Supplementary information
Time-of-day mechanisms of heat detection and pain thresholds
Heat pain thresholds and warm detection thresholds were measured every 2 hours throughout the whole 34-hour constant routine (Supplementary Figures 2 and 3; all R2 > 0.69). The significant linear trend observed for heat pain thresholds (Supplementary Figure 2; p < 0.01; R2 = 0.53), suggests a decrease in pain sensitivity with sleep pressure. This result might reflect a deterioration of cognitivo-motor performances (slower reaction times) associated with sleep pressure (1,2). The fact that this effect was not specific to the heat pain threshold, since a similar relationship was seen for the warm detection threshold (Supplementary Figure 3; R2 = 0 68; p < 0.0001), is consistent with this hypothesis.

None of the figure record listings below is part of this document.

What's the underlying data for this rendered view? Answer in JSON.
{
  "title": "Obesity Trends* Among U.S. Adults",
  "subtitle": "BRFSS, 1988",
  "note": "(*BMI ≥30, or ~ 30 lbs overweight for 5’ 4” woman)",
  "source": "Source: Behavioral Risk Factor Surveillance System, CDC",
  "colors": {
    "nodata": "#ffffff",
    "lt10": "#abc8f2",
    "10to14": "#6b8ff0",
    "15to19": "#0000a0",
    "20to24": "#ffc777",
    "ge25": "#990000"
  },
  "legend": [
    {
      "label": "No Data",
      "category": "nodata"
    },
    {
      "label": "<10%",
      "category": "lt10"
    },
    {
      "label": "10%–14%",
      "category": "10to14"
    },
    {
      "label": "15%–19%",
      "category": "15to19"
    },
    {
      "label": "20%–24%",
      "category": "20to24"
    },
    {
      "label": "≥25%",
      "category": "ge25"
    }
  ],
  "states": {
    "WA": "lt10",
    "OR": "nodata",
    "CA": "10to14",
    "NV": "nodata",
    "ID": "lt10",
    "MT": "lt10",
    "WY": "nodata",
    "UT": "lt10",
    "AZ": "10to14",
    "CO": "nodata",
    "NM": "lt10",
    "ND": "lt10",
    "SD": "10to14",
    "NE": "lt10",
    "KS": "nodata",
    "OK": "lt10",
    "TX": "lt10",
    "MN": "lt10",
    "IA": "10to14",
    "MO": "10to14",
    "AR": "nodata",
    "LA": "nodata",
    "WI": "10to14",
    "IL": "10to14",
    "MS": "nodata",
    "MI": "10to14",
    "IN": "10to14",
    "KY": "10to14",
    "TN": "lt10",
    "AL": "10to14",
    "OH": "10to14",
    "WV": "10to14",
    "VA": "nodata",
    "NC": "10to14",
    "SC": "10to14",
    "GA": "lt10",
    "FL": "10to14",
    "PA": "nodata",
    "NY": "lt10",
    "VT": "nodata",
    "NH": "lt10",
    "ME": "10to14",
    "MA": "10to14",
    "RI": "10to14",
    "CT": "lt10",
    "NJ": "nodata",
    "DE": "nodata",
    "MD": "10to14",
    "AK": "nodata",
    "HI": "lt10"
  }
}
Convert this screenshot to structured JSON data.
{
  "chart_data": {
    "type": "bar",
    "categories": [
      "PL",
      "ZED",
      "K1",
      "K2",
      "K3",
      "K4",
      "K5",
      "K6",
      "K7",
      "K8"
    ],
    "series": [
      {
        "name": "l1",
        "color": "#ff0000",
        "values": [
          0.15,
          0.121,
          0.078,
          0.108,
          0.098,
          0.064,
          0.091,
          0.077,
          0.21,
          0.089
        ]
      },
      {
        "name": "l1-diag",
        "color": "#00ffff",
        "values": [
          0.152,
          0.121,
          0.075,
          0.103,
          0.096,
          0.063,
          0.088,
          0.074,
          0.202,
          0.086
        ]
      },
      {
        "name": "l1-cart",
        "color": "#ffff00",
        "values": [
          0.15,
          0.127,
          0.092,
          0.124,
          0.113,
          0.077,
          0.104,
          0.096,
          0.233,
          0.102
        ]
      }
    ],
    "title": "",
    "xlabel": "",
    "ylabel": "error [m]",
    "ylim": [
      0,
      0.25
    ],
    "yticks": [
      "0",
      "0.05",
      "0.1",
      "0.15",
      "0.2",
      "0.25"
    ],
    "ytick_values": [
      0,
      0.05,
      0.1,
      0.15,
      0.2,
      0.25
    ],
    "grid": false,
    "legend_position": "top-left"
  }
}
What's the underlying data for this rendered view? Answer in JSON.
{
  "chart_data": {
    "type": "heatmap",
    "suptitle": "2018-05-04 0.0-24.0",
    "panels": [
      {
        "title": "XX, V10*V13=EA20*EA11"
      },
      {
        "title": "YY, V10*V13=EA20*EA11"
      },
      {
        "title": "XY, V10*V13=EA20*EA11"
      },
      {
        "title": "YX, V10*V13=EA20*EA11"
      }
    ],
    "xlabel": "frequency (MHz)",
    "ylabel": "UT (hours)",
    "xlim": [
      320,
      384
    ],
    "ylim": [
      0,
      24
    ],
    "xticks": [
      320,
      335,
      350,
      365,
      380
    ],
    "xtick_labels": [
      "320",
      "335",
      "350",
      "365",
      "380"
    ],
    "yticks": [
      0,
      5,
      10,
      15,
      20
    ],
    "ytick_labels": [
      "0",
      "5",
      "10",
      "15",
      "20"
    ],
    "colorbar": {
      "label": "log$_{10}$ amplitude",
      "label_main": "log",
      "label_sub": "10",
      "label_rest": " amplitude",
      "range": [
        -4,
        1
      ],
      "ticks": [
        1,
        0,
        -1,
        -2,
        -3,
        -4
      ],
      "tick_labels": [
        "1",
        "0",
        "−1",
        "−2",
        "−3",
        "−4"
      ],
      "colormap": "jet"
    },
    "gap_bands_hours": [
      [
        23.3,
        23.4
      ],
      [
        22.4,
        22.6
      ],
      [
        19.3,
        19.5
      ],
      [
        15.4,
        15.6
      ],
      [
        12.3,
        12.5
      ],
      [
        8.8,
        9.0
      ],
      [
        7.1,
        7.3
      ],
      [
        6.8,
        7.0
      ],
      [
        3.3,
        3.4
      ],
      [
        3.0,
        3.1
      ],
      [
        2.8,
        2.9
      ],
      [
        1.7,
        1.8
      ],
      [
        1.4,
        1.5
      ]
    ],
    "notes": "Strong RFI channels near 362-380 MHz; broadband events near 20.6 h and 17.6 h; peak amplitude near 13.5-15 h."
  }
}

The strong circadian rhythm of pain sensitivity (with a peak at 4:30), assessed through heat pain threshold measures, confirms the results found with graded heat stimuli (and presented in the main article). The lack of circadian rhythmicity for warm non-painful stimuli (Supplementary Figure 3C; R2 = 0.13) suggests that the rhythmicity of pain sensitivity is specific to pain and is not related to a general rhythmicity of thermal sensitivity.
Acknowledgments
We wish to thank all the volunteers who participated in this study. We also wish to thank the staff and students, and especially Pauline Kirchhoff who participated in data collection and analysis. Special thanks also go to Dr Alain Nicolas, who conducted the medical and physical examinations.